In 2014, Karritpul held his first solo exhibition at the Nomad Gallery in Euroa, Australia. Works in the show called upon specific woven forms, including bundles of yerggi, which he watched his maternal figures make as a child. By incorporating a woven form that is iconic to his region, Karriptul's work served as a celebration of Aboriginal culture.
In 2021, Karritpul's large-scale painting Weaving Myself: the Landscape and the Land was displayed at the Art Gallery of South Australia as part of the Ramsay Art Prize 2021 exhibition. To create the work, Karritpul used two brushes—one made with his own hair. Made up of countless dark lines arranged in loose, concentric circles, the painting uses the weaving process as a visual metaphor for how he is woven into and from the land.
Kieren Karritpul's exhibitions include Works on Paper 2020, Bush Traders, Australia (2020); Painting my Country - Painting my Landscape, Godinymayin Yijard Rivers Arts & Culture Centre, Australia (2020); The Alchemists: Weaving Knowledge, The Goods Shed, Claremont, Australia (2019–20); Woven Lines, Nomad Art, Australia (2015); and Karritypul, Nomad Art (2014).

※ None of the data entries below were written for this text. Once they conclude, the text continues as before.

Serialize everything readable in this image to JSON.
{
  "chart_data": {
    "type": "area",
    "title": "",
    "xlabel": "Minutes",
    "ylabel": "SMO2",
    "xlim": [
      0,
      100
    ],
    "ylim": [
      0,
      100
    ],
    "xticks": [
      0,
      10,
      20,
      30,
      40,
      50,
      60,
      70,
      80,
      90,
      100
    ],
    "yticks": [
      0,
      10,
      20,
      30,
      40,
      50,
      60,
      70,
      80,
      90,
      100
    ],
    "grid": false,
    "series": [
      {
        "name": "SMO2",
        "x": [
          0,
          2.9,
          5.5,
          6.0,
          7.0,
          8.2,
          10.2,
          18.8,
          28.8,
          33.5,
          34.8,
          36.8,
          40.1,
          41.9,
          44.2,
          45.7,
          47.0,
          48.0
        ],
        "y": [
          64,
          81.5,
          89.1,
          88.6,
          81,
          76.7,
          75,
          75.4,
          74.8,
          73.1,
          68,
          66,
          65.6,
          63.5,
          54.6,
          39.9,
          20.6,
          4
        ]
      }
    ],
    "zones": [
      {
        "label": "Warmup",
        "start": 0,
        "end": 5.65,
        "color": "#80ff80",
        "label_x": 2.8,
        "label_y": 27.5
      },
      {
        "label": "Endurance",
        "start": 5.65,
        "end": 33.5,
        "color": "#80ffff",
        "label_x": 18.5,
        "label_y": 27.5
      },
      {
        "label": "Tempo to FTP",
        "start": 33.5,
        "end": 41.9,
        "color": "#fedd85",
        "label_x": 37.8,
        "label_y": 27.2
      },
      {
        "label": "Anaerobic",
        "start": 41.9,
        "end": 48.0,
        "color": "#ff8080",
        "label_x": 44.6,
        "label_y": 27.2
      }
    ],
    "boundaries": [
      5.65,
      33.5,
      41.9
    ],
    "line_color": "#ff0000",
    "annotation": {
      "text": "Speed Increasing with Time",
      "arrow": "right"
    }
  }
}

Kieren Karritpul's awards include the NIFA Textile Design Award (2020); Finalist of the Northern Territory Young Achiever Awards and the Charles Darwin University Arts Award (2015); and the 31st Telstra NATISAA Award, Darwin; Youth Award (2014).
Karriptul is Director to the Association of Northern, Kimberley and Arhnhem Aboriginal Artists (ANKAAA), the youngest ever to be assigned the role.